5. Acceptons de faire le deuil de notre civilisation

Le rapport Meadows l’annonçait en 1972, les études plus récentes le confirment : notre civilisation est condamnée à l’effondrement. Plus vite nous en ferons le deuil, plus vite nous pourrons commencer à bâtir des sociétés radicalement différentes de celles que nous connaissons, libérées notamment de la nécessité d’accumuler sans fin du capital et d’accroître toujours plus notre puissance technoscientifique. Toutefois, il n’est pas de deuil qui s’accomplisse sans désespoir. Acceptons donc cette émotion comme un passage obligé, plutôt que de chercher à la fuir en prêtant l’oreille à tous ces discours optimistes qui visent à nous convaincre que cette civilisation a encore un bel avenir devant elle pourvu seulement que nous fassions preuve d’un peu de bonne volonté écocitoyenne et que nous gardions confiance dans les progrès de la technique.

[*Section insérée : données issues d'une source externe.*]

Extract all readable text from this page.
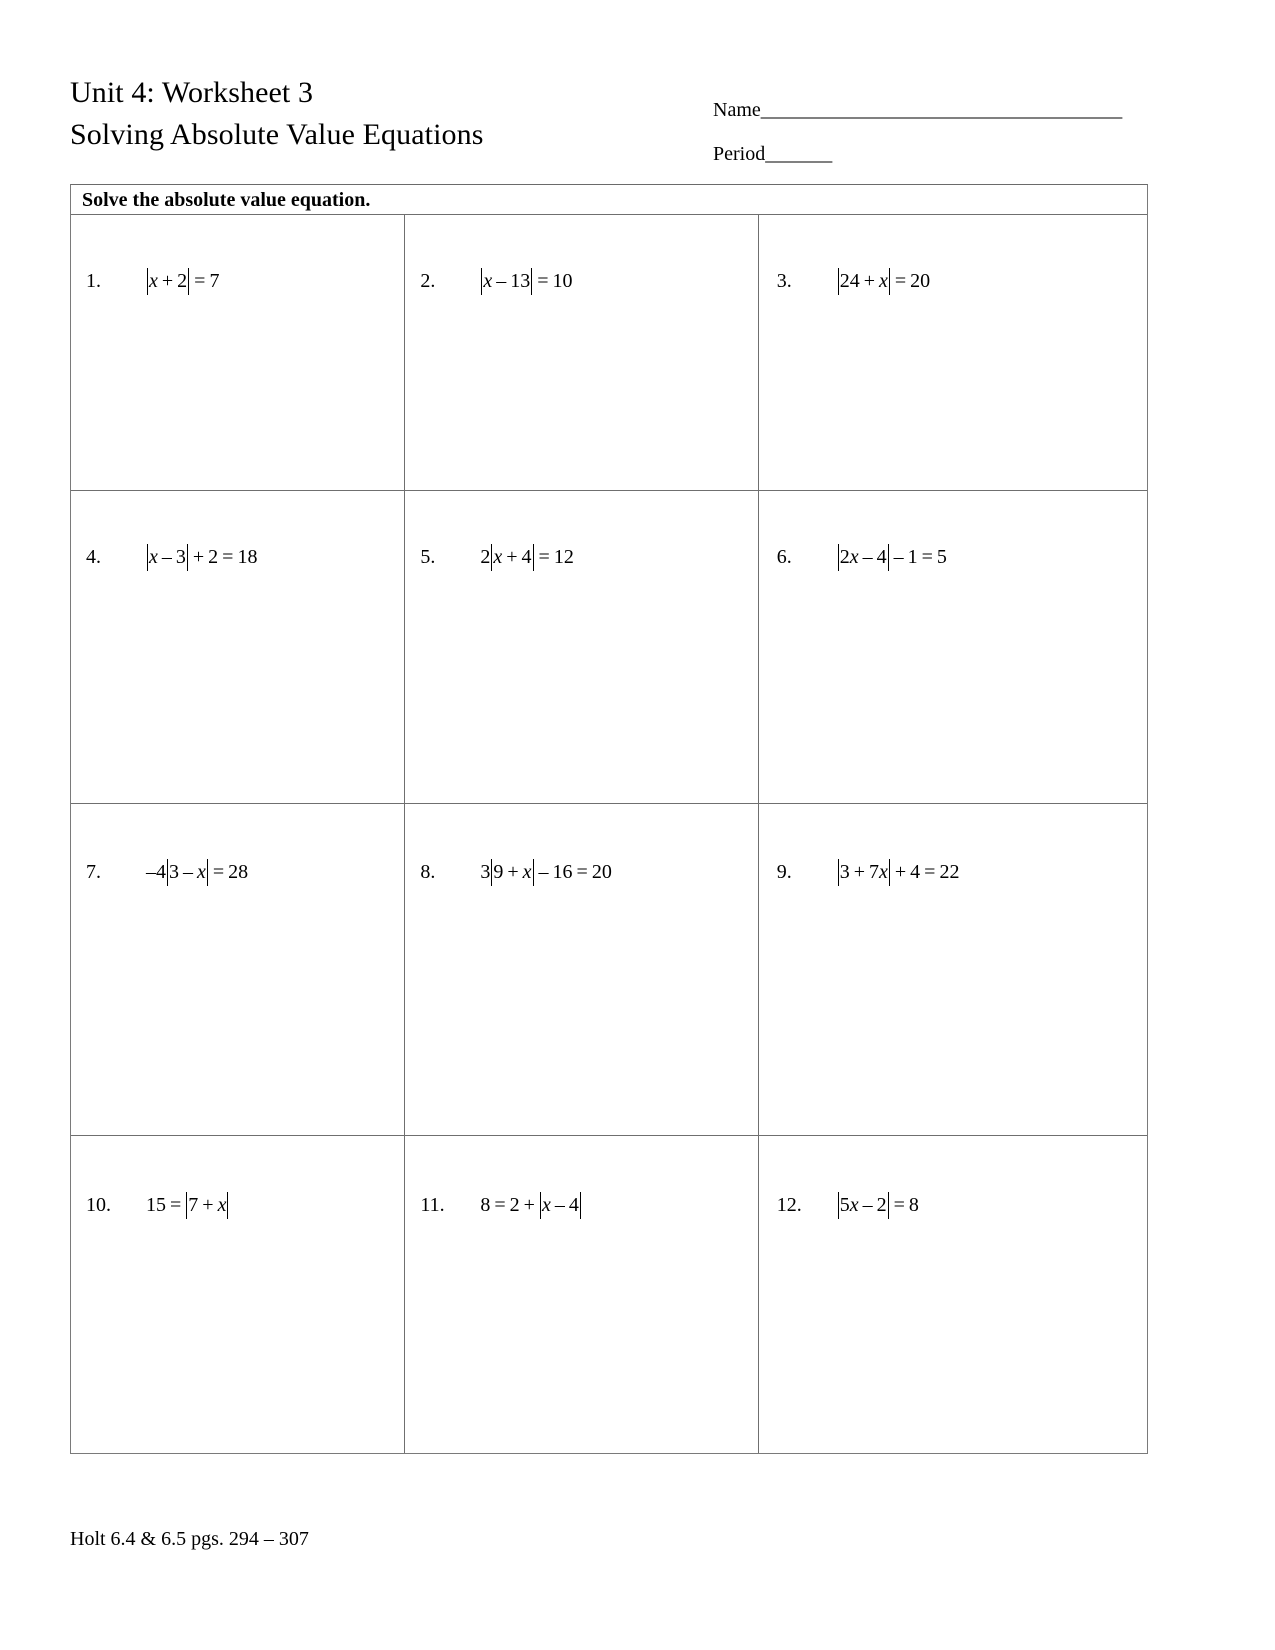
Unit 4: Worksheet 3
Solving Absolute Value Equations
Name______________________________________
Period_______
Solve the absolute value equation.
1.	x + 2 = 7	2.	x – 13 = 10	3.	24 + x = 20
4.	x – 3 + 2 = 18	5.	2 x + 4 = 12	6.	2x – 4 – 1 = 5
7.	–4 3 – x = 28	8.	3 9 + x – 16 = 20	9.	3 + 7x + 4 = 22
10.	15 = 7 + x	11.	8 = 2 + x – 4	12.	5x – 2 = 8
Holt 6.4 & 6.5 pgs. 294 – 307
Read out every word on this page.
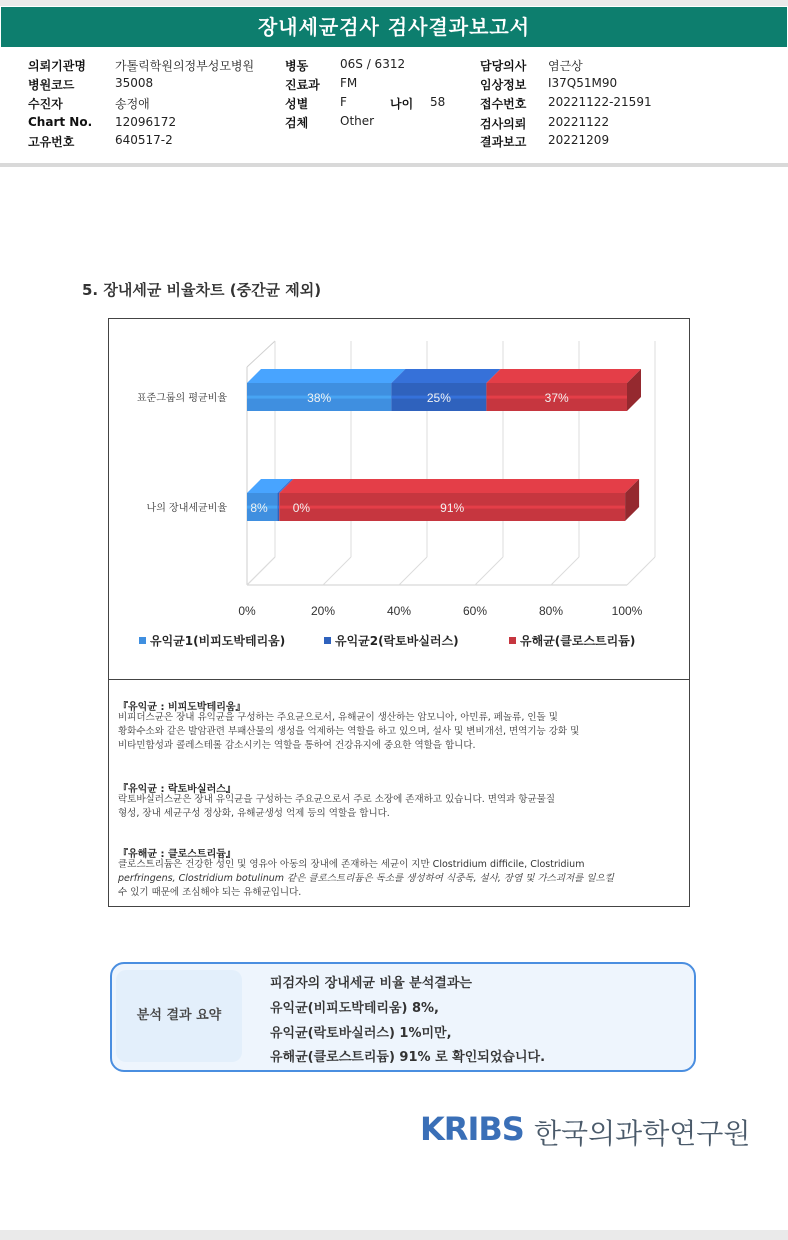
장내세균검사 검사결과보고서
의뢰기관명 가톨릭학원의정부성모병원
병원코드	35008
수진자	송정애
Chart No. 12096172
고유번호	640517-2
병동	06S / 6312
진료과 FM
성별	F	나이 58
검체	Other
담당의사 염근상
임상정보 I37Q51M90
접수번호 20221122-21591
검사의뢰 20221122
결과보고 20221209
5. 장내세균 비율차트 (중간균 제외)
0%	20%	40%	60%	80%	100%
표준그룹의 평균비율	38%	25%	37%
나의 장내세균비율 8% 0%	91%
유익균1(비피도박테리움)	유익균2(락토바실러스)	유해균(클로스트리듐)
『유익균 : 비피도박테리움』
비피더스균은 장내 유익균을 구성하는 주요균으로서, 유해균이 생산하는 암모니아, 아민류, 페놀류, 인돌 및
황화수소와 같은 발암관련 부패산물의 생성을 억제하는 역할을 하고 있으며, 설사 및 변비개선, 면역기능 강화 및
비타민합성과 콜레스테롤 감소시키는 역할을 통하여 건강유지에 중요한 역할을 합니다.
『유익균 : 락토바실러스』
락토바실러스균은 장내 유익균을 구성하는 주요균으로서 주로 소장에 존재하고 있습니다. 면역과 항균물질
형성, 장내 세균구성 정상화, 유해균생성 억제 등의 역할을 합니다.
『유해균 : 클로스트리듐』
클로스트리듐은 건강한 성인 및 영유아 아동의 장내에 존재하는 세균이 지만 Clostridium difficile, Clostridium
perfringens, Clostridium botulinum 같은 클로스트리듐은 독소를 생성하여 식중독, 설사, 장염 및 가스괴저를 일으킬
수 있기 때문에 조심해야 되는 유해균입니다.
분석 결과 요약
피검자의 장내세균 비율 분석결과는
유익균(비피도박테리움) 8%,
유익균(락토바실러스) 1%미만,
유해균(클로스트리듐) 91% 로 확인되었습니다.
KRIBS 한국의과학연구원
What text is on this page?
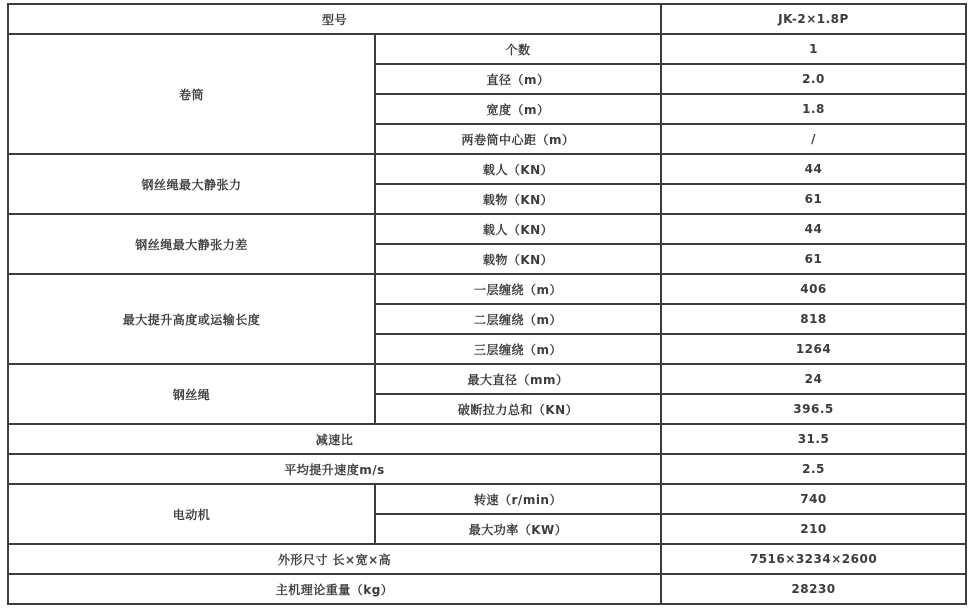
型号		JK-2×1.8P
卷筒	个数	1
	直径（m）	2.0
	宽度（m）	1.8
	两卷筒中心距（m）	/
钢丝绳最大静张力	载人（KN）	44
	载物（KN）	61
钢丝绳最大静张力差	载人（KN）	44
	载物（KN）	61
最大提升高度或运输长度	一层缠绕（m）	406
	二层缠绕（m）	818
	三层缠绕（m）	1264
钢丝绳	最大直径（mm）	24
	破断拉力总和（KN）	396.5
减速比		31.5
平均提升速度m/s		2.5
电动机	转速（r/min）	740
	最大功率（KW）	210
外形尺寸 长×宽×高		7516×3234×2600
主机理论重量（kg）		28230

Ces promesses, dont les formes les plus raffinées se nomment « développement durable », « croissance verte » ou « économie circulaire », ne sont pas seulement fallacieuses. Elles sont aussi dangereuses parce que rassurantes. Or, la situation est telle désormais que, si nous tenons à la vie, rien n’est plus urgent que de prendre peur et de se battre de toutes nos forces pour tenter d’en finir au plus tôt avec cette forme de vie sociale dévastatrice que nous appelons capitalisme.

Notes

[1] Une première version de ce texte a été publiée à l’automne 2018 dans Fractures, bulletin des membres de l’IRIS.

[2] Au-delà de ces mérites, le terme anthropocène présente le grave défaut de mettre en cause l’espèce humaine tout entière, alors qu’il conviendrait davantage de souligner dans cette affaire la responsabilité de l’Occident moderne et de ceux qui en sont les maîtres depuis plusieurs siècles : les capitalistes.

Yves-Marie Abraham

Yves-Marie Abraham est professeur de sociologie à HEC Montréal, où il offre un cours de 2e cycle sur la décroissance.